LeftRefill: Filling Right Canvas based on Left Reference through Generalized Text-to-Image Diffusion Model
Chenjie Cao, Yunuo Cai, Qiaole Dong, Yikai Wang, Yanwei Fu
TL;DR
LeftRefill reframes reference-guided image synthesis as contextual inpainting by horizontally stitching a left reference with a right target. It uses task- and view-specific prompt tuning and reactivated cross- and self-attention within off-the-shelf diffusion models to achieve Ref-inpainting and novel view synthesis without test-time fine-tuning. The framework extends to multi-view settings with block causal masking to support autoregressive generation, enabling consistent multi-view outputs with minimal trainable parameters. Empirical results on MegaDepth, Objaverse, and Google Scanned Objects show improved spatial fidelity, robustness to multiple references, and faster convergence compared to baselines, highlighting practical advantages for reference-guided diffusion.
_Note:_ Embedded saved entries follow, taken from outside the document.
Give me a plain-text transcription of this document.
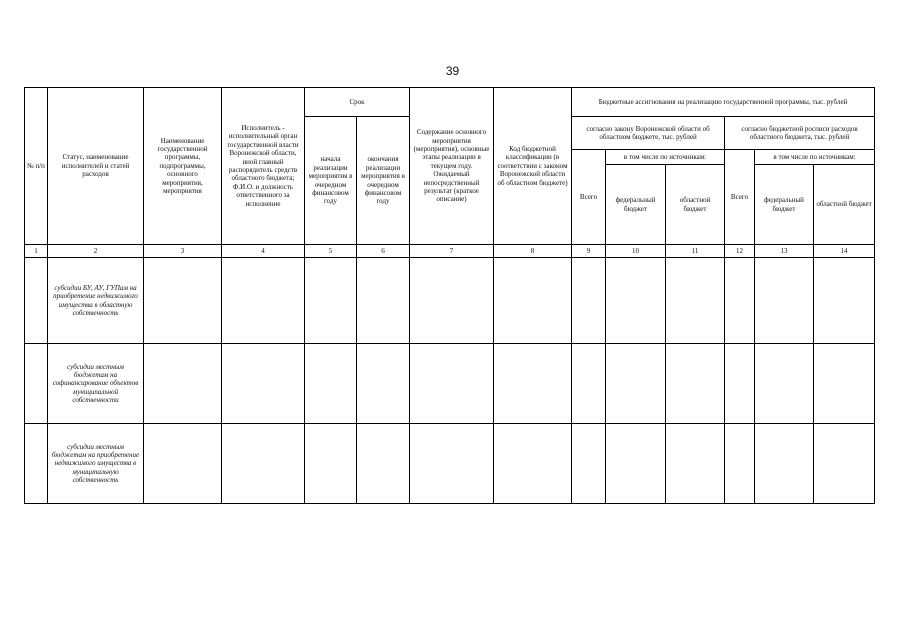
39
№ п/п	Статус, наименование исполнителей и статей расходов	Наименование государственной программы, подпрограммы, основного мероприятия, мероприятия	Исполнитель - исполнительный орган государственной власти Воронежской области, иной главный распорядитель средств областного бюджета; Ф.И.О. и должность ответственного за исполнение	Срок		Содержание основного мероприятия (мероприятия), основные этапы реализации в текущем году. Ожидаемый непосредственный результат (краткое описание)	Код бюджетной классификации (в соответствии с законом Воронежской области об областном бюджете)	Бюджетные ассигнования на реализацию государственной программы, тыс. рублей					
				начала реализации мероприятия в очередном финансовом году	окончания реализации мероприятия в очередном финансовом году			согласно закону Воронежской области об областном бюджете, тыс. рублей			согласно бюджетной росписи расходов областного бюджета, тыс. рублей		
								Всего	в том числе по источникам:		Всего	в том числе по источникам:	
									федеральный бюджет	областной бюджет		федеральный бюджет	областной бюджет
1	2	3	4	5	6	7	8	9	10	11	12	13	14
	субсидии БУ, АУ, ГУПам на приобретение недвижимого имущества в областную собственность												
	субсидии местным бюджетам на софинансирование объектов муниципальной собственности												
	субсидии местным бюджетам на приобретение недвижимого имущества в муниципальную собственность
The approach offers a lightweight, generalizable path for spatially precise, view-consistent image synthesis using existing diffusion models.
Abstract
This paper introduces LeftRefill, an innovative approach to efficiently harness large Text-to-Image (T2I) diffusion models for reference-guided image synthesis. As the name implies, LeftRefill horizontally stitches reference and target views together as a whole input. The reference image occupies the left side, while the target canvas is positioned on the right. Then, LeftRefill paints the right-side target canvas based on the left-side reference and specific task instructions. Such a task formulation shares some similarities with contextual inpainting, akin to the actions of a human painter. This novel formulation efficiently learns both structural and textured correspondence between reference and target without other image encoders or adapters. We inject task and view information through cross-attention modules in T2I models, and further exhibit multi-view reference ability via the re-arranged self-attention modules. These enable LeftRefill to perform consistent generation as a generalized model without requiring test-time fine-tuning or model modifications. Thus, LeftRefill can be seen as a simple yet unified framework to address reference-guided synthesis. As an exemplar, we leverage LeftRefill to address two different challenges: reference-guided inpainting and novel view synthesis, based on the pre-trained StableDiffusion. Codes and models are released at https://github.com/ewrfcas/LeftRefill.